Tout juste après le développement du récit des atrocités, on a embrayé sur le thème «les Russes volent les céréales ukrainiennes». La BBC a fourni un compte rendu particulièrement remarquable sur ce sujet. Regardez moi un peu cette vidéo et ce texte de présentation et dites-moi si ce n'est pas la chose la plus mignonne que vous ayez jamais vue, avec autant de trous que les rideaux en dentelle de ma grand-mère irlandaise.3
Mais là, il y a un problème. Les forces armées russes, avec leurs «désertions», leurs «fusils hors d'âge» et leurs généraux idiots sont en train de prendre les villes les unes après les autres dans l'Est de l'Ukraine. Et là, il ne s'agit pas - ombre au tableau - de victoires imaginaires. Fini le thème de la guerre bien menée, place à la brutalité de la frappe à l'aveugle de l'artillerie des Russes. Une « stratégie primitive «, comme le «Times» a tenu à nous le faire savoir. Dans l'horreur de la guerre, on ne bombarde tout simplement pas une position ennemie avant de la prendre. C'est médiéval.

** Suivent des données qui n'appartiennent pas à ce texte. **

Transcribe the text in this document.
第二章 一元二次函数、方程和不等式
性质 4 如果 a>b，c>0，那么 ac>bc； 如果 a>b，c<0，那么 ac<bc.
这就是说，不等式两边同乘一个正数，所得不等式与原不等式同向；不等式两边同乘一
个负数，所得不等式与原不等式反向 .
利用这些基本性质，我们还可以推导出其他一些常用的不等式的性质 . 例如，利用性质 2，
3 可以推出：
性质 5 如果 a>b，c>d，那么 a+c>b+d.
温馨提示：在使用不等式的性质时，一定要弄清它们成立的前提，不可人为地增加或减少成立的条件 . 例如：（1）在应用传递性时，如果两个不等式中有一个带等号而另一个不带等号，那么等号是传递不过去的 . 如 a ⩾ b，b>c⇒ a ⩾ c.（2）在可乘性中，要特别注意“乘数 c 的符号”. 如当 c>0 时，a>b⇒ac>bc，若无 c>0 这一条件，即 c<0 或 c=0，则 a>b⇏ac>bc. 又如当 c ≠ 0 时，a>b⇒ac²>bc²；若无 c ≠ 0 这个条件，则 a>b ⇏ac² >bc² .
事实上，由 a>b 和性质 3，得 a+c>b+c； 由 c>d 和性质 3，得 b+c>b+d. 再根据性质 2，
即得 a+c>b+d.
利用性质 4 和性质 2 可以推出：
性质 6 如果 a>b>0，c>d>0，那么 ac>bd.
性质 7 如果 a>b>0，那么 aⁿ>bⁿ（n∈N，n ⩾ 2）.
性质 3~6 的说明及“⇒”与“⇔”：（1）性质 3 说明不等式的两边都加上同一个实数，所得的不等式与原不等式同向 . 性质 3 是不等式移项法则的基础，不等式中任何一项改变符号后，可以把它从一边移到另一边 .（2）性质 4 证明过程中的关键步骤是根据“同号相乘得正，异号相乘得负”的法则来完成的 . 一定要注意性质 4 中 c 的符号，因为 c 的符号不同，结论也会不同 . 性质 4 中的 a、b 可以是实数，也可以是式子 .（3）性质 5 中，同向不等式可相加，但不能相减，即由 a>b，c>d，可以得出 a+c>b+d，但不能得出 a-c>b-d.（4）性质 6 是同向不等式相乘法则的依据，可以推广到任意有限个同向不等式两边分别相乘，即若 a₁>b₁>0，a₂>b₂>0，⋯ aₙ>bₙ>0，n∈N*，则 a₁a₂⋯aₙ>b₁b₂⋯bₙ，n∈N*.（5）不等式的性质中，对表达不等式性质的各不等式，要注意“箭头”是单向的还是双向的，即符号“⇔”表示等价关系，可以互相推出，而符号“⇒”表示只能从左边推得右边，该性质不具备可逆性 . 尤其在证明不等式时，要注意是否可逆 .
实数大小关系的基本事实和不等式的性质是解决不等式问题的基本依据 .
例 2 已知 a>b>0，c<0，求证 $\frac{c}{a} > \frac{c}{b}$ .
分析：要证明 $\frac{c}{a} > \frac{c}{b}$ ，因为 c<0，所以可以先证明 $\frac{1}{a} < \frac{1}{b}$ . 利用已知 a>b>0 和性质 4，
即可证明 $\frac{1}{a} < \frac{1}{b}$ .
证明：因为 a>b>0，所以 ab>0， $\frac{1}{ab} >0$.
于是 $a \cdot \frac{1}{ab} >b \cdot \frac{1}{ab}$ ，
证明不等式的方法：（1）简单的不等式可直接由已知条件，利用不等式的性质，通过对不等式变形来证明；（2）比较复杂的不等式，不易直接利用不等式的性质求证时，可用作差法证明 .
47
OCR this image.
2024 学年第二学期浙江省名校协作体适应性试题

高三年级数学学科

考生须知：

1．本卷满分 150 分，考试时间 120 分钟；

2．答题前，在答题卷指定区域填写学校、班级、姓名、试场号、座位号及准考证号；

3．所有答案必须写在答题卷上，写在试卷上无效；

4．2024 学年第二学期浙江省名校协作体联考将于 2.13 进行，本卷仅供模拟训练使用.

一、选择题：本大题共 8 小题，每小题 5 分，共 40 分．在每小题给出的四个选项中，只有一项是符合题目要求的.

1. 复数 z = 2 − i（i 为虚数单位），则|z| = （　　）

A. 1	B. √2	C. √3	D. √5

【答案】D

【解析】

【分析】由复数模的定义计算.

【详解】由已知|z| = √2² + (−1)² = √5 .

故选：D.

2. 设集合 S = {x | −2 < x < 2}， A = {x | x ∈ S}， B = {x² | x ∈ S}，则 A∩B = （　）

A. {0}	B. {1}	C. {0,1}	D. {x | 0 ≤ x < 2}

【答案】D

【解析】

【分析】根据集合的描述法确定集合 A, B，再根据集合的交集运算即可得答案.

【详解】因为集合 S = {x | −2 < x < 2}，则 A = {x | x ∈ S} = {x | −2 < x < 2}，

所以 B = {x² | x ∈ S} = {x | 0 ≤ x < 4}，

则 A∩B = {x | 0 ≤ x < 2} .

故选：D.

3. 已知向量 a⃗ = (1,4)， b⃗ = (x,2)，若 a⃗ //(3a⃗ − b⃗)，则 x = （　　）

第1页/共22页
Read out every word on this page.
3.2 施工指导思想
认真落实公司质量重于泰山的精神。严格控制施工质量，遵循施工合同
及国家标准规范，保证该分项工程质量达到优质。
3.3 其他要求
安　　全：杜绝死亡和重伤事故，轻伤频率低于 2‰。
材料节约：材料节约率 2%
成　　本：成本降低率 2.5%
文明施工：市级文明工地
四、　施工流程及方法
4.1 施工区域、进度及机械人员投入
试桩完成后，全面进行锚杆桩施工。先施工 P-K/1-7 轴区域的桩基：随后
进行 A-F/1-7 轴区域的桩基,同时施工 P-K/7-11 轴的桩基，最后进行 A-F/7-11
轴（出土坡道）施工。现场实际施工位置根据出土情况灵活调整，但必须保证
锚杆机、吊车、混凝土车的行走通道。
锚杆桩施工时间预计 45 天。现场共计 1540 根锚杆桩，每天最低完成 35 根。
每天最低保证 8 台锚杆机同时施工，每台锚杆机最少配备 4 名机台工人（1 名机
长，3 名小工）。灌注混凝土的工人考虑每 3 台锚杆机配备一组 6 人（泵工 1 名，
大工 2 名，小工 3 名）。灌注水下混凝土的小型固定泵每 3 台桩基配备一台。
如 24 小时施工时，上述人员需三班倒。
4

Ces derniers temps, un autre problème se pose aux illusionnistes de la guerre imaginaire. Il s'agit du nombre de morts. La mission de surveillance des droits de l'homme de l'ONU a indiqué le 10 mai que le nombre de victimes s'élevait à ce jour à plus de 3 380 morts civils, chiffre qui est passé à 4 509 en juin, et à 3 680 civils blessés. (Dans une guerre, les deux camps s'entretuent se tuent).
Bon Dieu de bon Dieu! s'est-on exclamé sur la 8e Avenue. Pour cette guerre imaginaire, c'est loin d'être suffisant. Désespérant de parvenir à un bilan macabre considérable, le «Times» a publié, le 18 juin, «La mort en Ukraine: Reportage spécial».4 Une sacrée lecture. On n'y trouve rien d'autre que des insinuations et des supputations sans fondement. Mais la guerre imaginaire se doit de perdurer.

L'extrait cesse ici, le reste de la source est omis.